Rothy's
- Company type: Limited Company
- Industry: Retail
- Founded: San Francisco, California, U.S. (2012)
- Founder: Roth Martin; Stephen Hawthornthwaite;
- Headquarters: San Francisco, California, U.S.
- Number of locations: 34
- Area served: Worldwide (shipping to 30+ countries)
- Key people: Jenny Ming (CEO)
- Products: Footwear, Handbags
- Number of employees: 1000
- Website: rothys.com

= Rothy's =

Shoe company

Rothy's is an American direct-to-consumer company which designs and sells shoes and accessories. Rothy's was initially founded in 2012 and launched in 2016 by Stephen Hawthornthwaite and Roth Martin as a women's shoe company in San Francisco. It has since expanded with handbags and a men's line.

Rothy's uses thread made from plastic bottles to knit its items, and 3D knits its shoes and handbags to shape, cutting waste. In March 2021, Rothy's launched a shoe recycling program, achieving LEED certification at its factory and reaching carbon neutrality. As of 2024, over 179 million bottles have been repurposed to make their products. Additionally, Rothy's has recycled over 20,000 pairs of shoes.

In December 2021, Rothy's was valued at $1 billion when Alpargatas, the Brazilian owner of Havaianas, took a 49.9% stake in the company.

==History==
The company began in 2012 with Stephen Hawthornthwaite, an investment banker, and Roth Martin, a creative and gallerist. Their goal was to create a stylish and comfortable women's flat shoe from single-use plastic, reducing the excess that occurs with a traditional shoemaking process. There was a significant delay between the founding of the company and the launch due to the complexity of making the product. Their idea of making shoes from sustainable materials was inspired by companies like Patagonia.

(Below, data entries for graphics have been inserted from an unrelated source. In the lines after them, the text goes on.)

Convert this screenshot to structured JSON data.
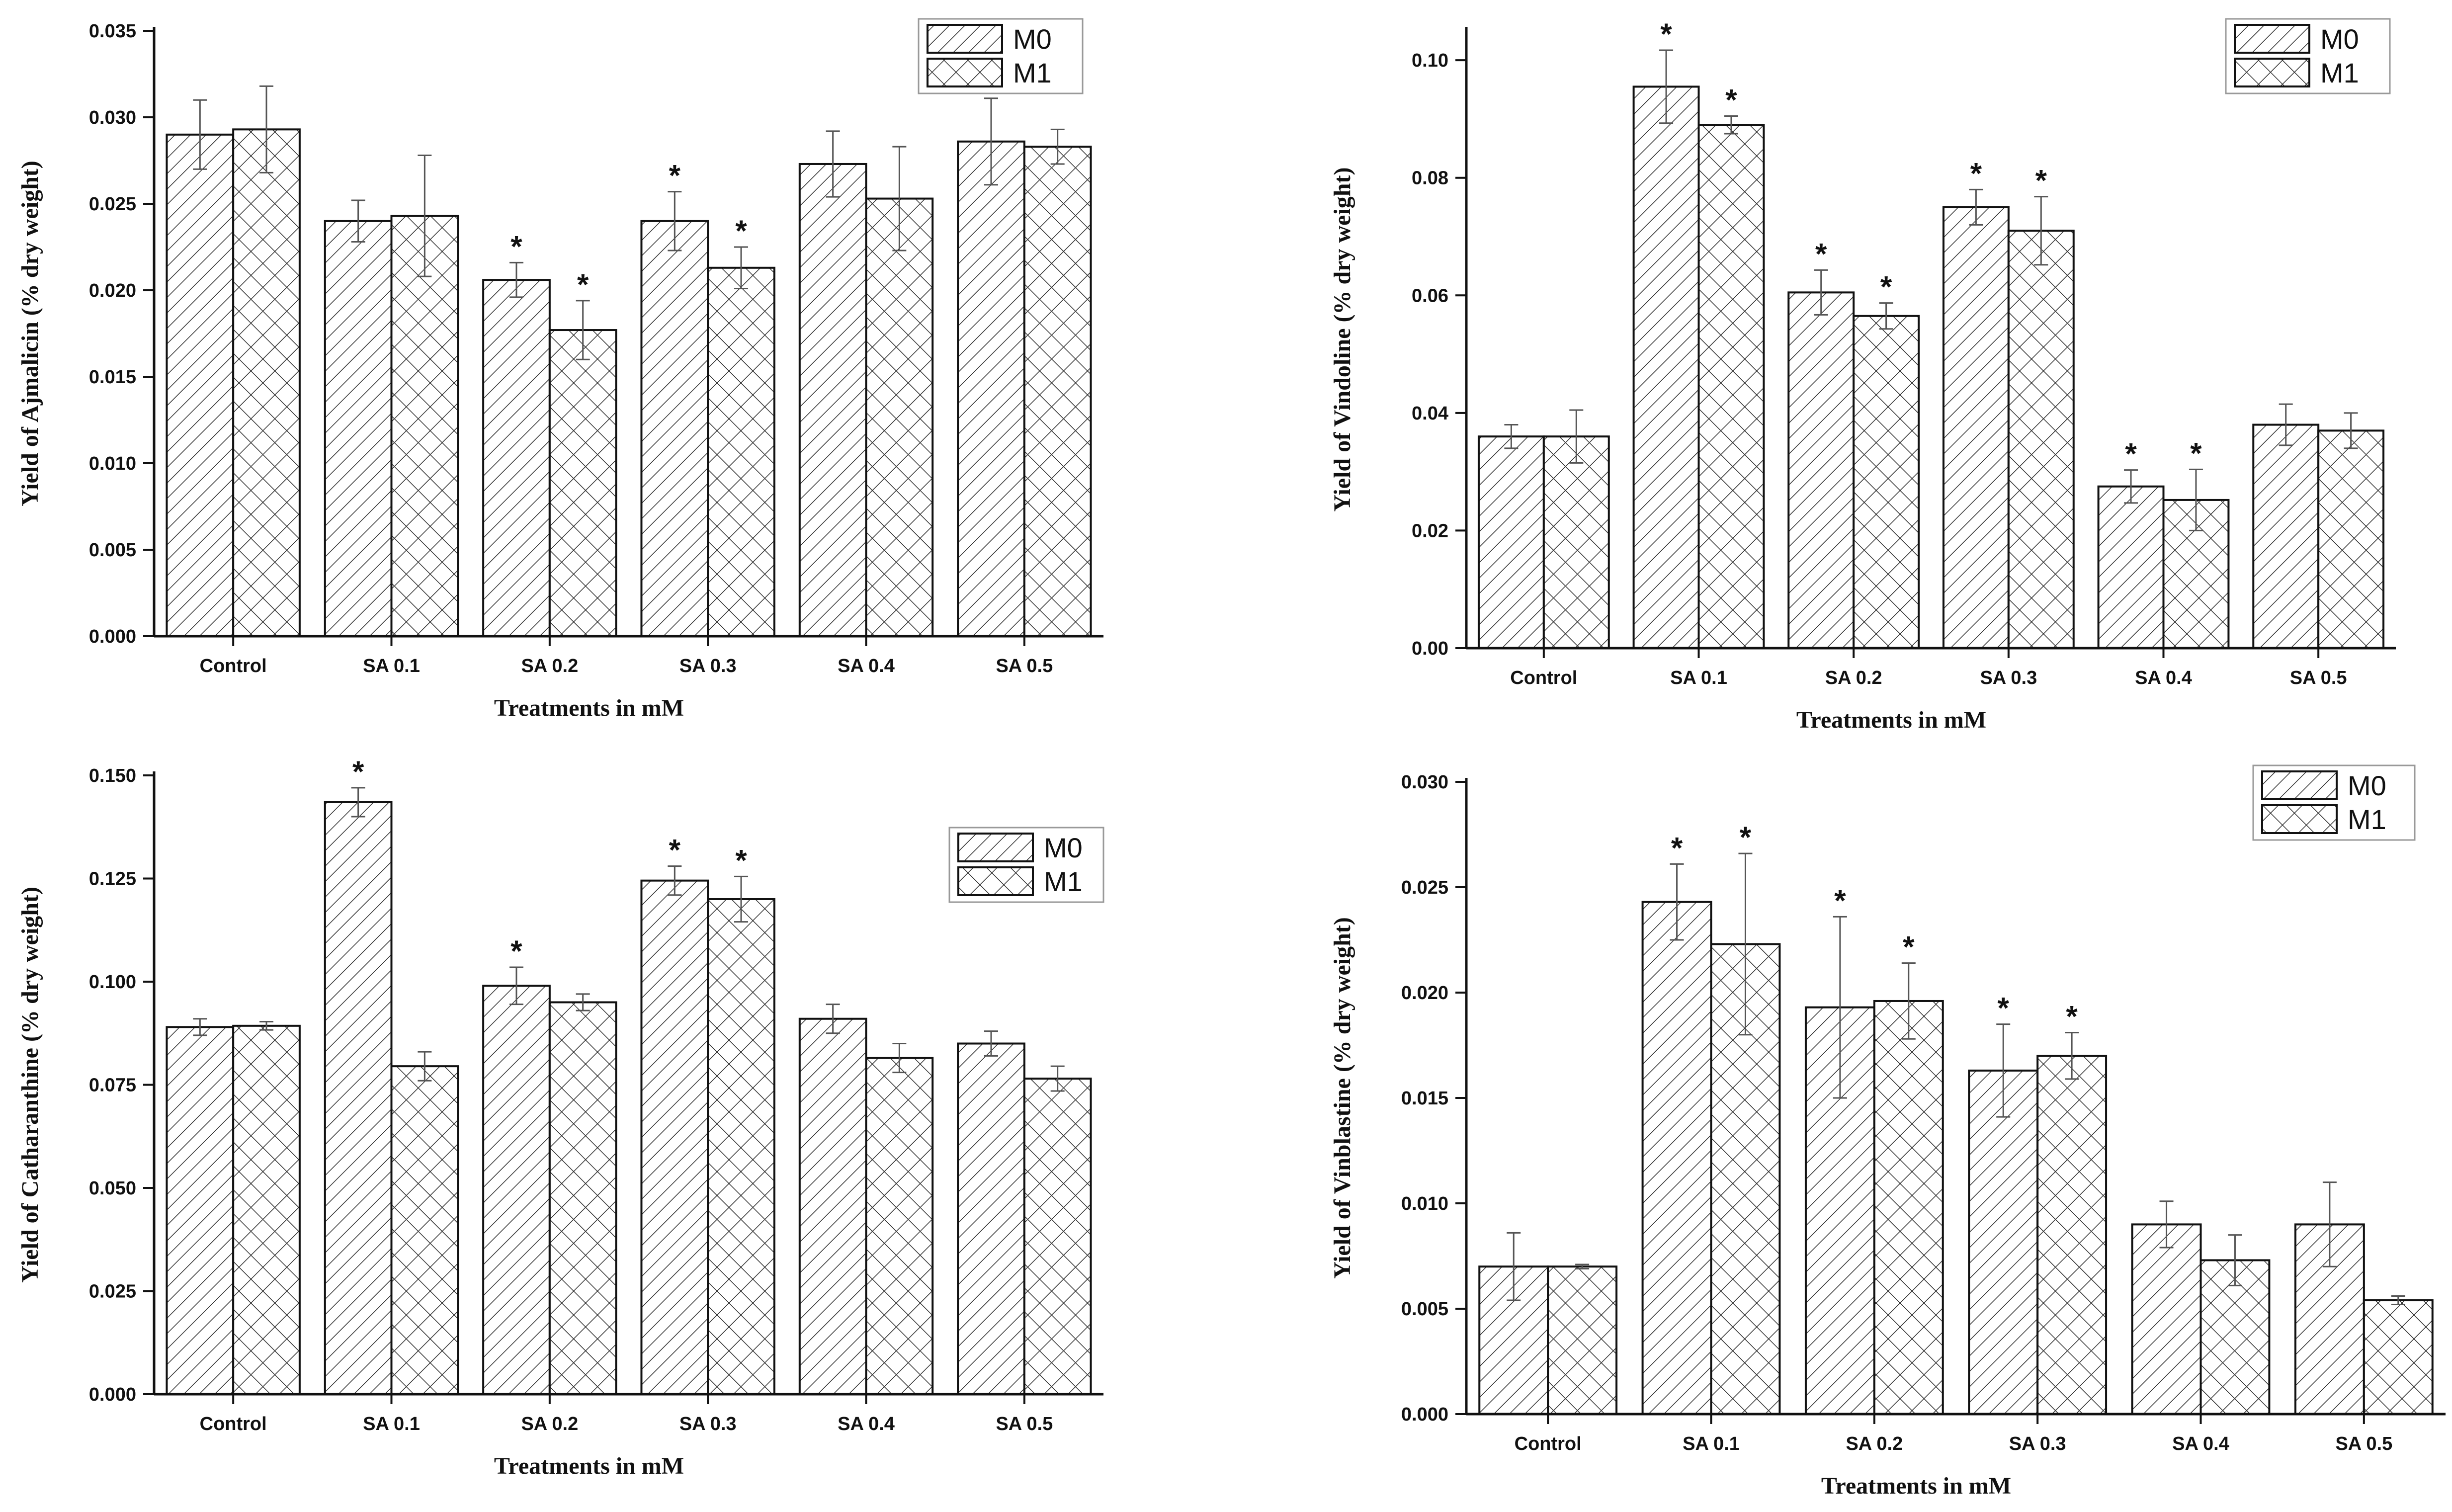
{
  "chart_data": [
    {
      "type": "bar",
      "title": "",
      "xlabel": "Treatments in mM",
      "ylabel": "Yield of Ajmalicin (% dry weight)",
      "categories": [
        "Control",
        "SA 0.1",
        "SA 0.2",
        "SA 0.3",
        "SA 0.4",
        "SA 0.5"
      ],
      "ylim": [
        0,
        0.035
      ],
      "yticks": [
        "0.000",
        "0.005",
        "0.010",
        "0.015",
        "0.020",
        "0.025",
        "0.030",
        "0.035"
      ],
      "series": [
        {
          "name": "M0",
          "pattern": "diagonal",
          "values": [
            0.029,
            0.024,
            0.0206,
            0.024,
            0.0273,
            0.0286
          ],
          "errors": [
            0.002,
            0.0012,
            0.001,
            0.0017,
            0.0019,
            0.0025
          ],
          "significant": [
            false,
            false,
            true,
            true,
            false,
            false
          ]
        },
        {
          "name": "M1",
          "pattern": "crosshatch",
          "values": [
            0.0293,
            0.0243,
            0.0177,
            0.0213,
            0.0253,
            0.0283
          ],
          "errors": [
            0.0025,
            0.0035,
            0.0017,
            0.0012,
            0.003,
            0.001
          ],
          "significant": [
            false,
            false,
            true,
            true,
            false,
            false
          ]
        }
      ],
      "legend": "top-right",
      "significance_marker": "*"
    },
    {
      "type": "bar",
      "title": "",
      "xlabel": "Treatments in mM",
      "ylabel": "Yield of Vindoline (% dry weight)",
      "categories": [
        "Control",
        "SA 0.1",
        "SA 0.2",
        "SA 0.3",
        "SA 0.4",
        "SA 0.5"
      ],
      "ylim": [
        0,
        0.105
      ],
      "yticks": [
        "0.00",
        "0.02",
        "0.04",
        "0.06",
        "0.08",
        "0.10"
      ],
      "series": [
        {
          "name": "M0",
          "pattern": "diagonal",
          "values": [
            0.036,
            0.0955,
            0.0605,
            0.075,
            0.0275,
            0.038
          ],
          "errors": [
            0.002,
            0.0062,
            0.0038,
            0.003,
            0.0028,
            0.0035
          ],
          "significant": [
            false,
            true,
            true,
            true,
            true,
            false
          ]
        },
        {
          "name": "M1",
          "pattern": "crosshatch",
          "values": [
            0.036,
            0.089,
            0.0565,
            0.071,
            0.0252,
            0.037
          ],
          "errors": [
            0.0045,
            0.0015,
            0.0022,
            0.0058,
            0.0052,
            0.003
          ],
          "significant": [
            false,
            true,
            true,
            true,
            true,
            false
          ]
        }
      ],
      "legend": "top-right",
      "significance_marker": "*"
    },
    {
      "type": "bar",
      "title": "",
      "xlabel": "Treatments in mM",
      "ylabel": "Yield of Catharanthine (% dry weight)",
      "categories": [
        "Control",
        "SA 0.1",
        "SA 0.2",
        "SA 0.3",
        "SA 0.4",
        "SA 0.5"
      ],
      "ylim": [
        0,
        0.15
      ],
      "yticks": [
        "0.000",
        "0.025",
        "0.050",
        "0.075",
        "0.100",
        "0.125",
        "0.150"
      ],
      "series": [
        {
          "name": "M0",
          "pattern": "diagonal",
          "values": [
            0.089,
            0.1435,
            0.099,
            0.1245,
            0.091,
            0.085
          ],
          "errors": [
            0.002,
            0.0035,
            0.0045,
            0.0035,
            0.0035,
            0.003
          ],
          "significant": [
            false,
            true,
            true,
            true,
            false,
            false
          ]
        },
        {
          "name": "M1",
          "pattern": "crosshatch",
          "values": [
            0.0893,
            0.0795,
            0.095,
            0.12,
            0.0815,
            0.0765
          ],
          "errors": [
            0.001,
            0.0035,
            0.002,
            0.0055,
            0.0035,
            0.003
          ],
          "significant": [
            false,
            false,
            false,
            true,
            false,
            false
          ]
        }
      ],
      "legend": "top-right",
      "significance_marker": "*"
    },
    {
      "type": "bar",
      "title": "",
      "xlabel": "Treatments in mM",
      "ylabel": "Yield of Vinblastine (% dry weight)",
      "categories": [
        "Control",
        "SA 0.1",
        "SA 0.2",
        "SA 0.3",
        "SA 0.4",
        "SA 0.5"
      ],
      "ylim": [
        0,
        0.03
      ],
      "yticks": [
        "0.000",
        "0.005",
        "0.010",
        "0.015",
        "0.020",
        "0.025",
        "0.030"
      ],
      "series": [
        {
          "name": "M0",
          "pattern": "diagonal",
          "values": [
            0.007,
            0.0243,
            0.0193,
            0.0163,
            0.009,
            0.009
          ],
          "errors": [
            0.0016,
            0.0018,
            0.0043,
            0.0022,
            0.0011,
            0.002
          ],
          "significant": [
            false,
            true,
            true,
            true,
            false,
            false
          ]
        },
        {
          "name": "M1",
          "pattern": "crosshatch",
          "values": [
            0.007,
            0.0223,
            0.0196,
            0.017,
            0.0073,
            0.0054
          ],
          "errors": [
            0.0001,
            0.0043,
            0.0018,
            0.0011,
            0.0012,
            0.0002
          ],
          "significant": [
            false,
            true,
            true,
            true,
            false,
            false
          ]
        }
      ],
      "legend": "top-right",
      "significance_marker": "*"
    }
  ]
}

Rothy's launched in September 2016, offering its first two styles directly from its website. In January 2017, Rothy's opened its own factory in Guangzhou, China, which today spans 300000 ft2. By 2018, the brand had sold a million pairs, generating $140 million in revenue. In 2019, it surpassed 1.4 million customers, a 105% increase from the previous year. In March 2020, the brand began selling handbags made with plastic and expanded to a men's category in 2021. The company has entered the children's market, launching a children's version of its loafer silhouette and slip-on sneakers. featuring both solids and unisex prints.

Rothy's investors include Goldman Sachs and Lightspeed Venture Partners, who have invested $35 million and $5 million respectively, and $2 million in convertible notes from Finn Capital Partners, M13 and Grace Beauty Capital. In December 2021, Alpargatas, the Brazilian owner of Havaianas, invested $200 million in cash, followed by a purchase of $275 million of shares, acquiring a 49.9% stake in the company and resulting in a valuation of $1 billion.

As of September 2022, the company had resolved litigation against Birdies, Steve Madden, OESH Shoes and Giesswein. In January 2024, Jenny Ming, former cofounder and President of Old Navy, was appointed CEO, helming Rothy's all female leadership team.

== Production ==
Rothy's products are made from recycled plastic water bottles and post-consumer recycled materials. During the manufacturing process, the water bottles are hot washed and sterilized. Chips of plastic are melted down into pellets, stretched into fibers, and given air treatment until they entwine. The uppers are knit and then sewn to the sole by hand, paired with recycled foam and rubber soles.

==Retail==
As of January 2024, Rothy's operates 20 stores with a footprint in 19 countries and has stores in cities such as San Francisco, Washington, D.C., Boston, New York City, Los Angeles, Atlanta, Chicago, Walnut Creek, San Diego, Scottsdale, Austin, Seattle, and Minneapolis. In May 2024, Rothy's launched on Amazon Fashion store.

==Reception==
Some critics have praised the shoes for their sustainability, aesthetic, and comfort. Kavita Varma-White of Today described Rothy's as the "perfect travel shoe". According to Business of Fashion, Rothy's range caters to women looking for an alternative to sneakers or ballet shoes. Celebrity fans include Katie Holmes, Reese Witherspoon, Kerry Washington, and Meghan Markle.

Time magazine named Rothy's one of the Most Influential Companies of 2021. The company's men's driving loafer has been recognized as a Time 2021 Best Invention, and its RS01 sneaker was named Men's Health Most Innovative Shoe. Rothy's was included in Fast Companys list of "The 10 most innovative style companies of 2020". Rothy's has also been recognized as a Best Place to Work by Inc. magazine.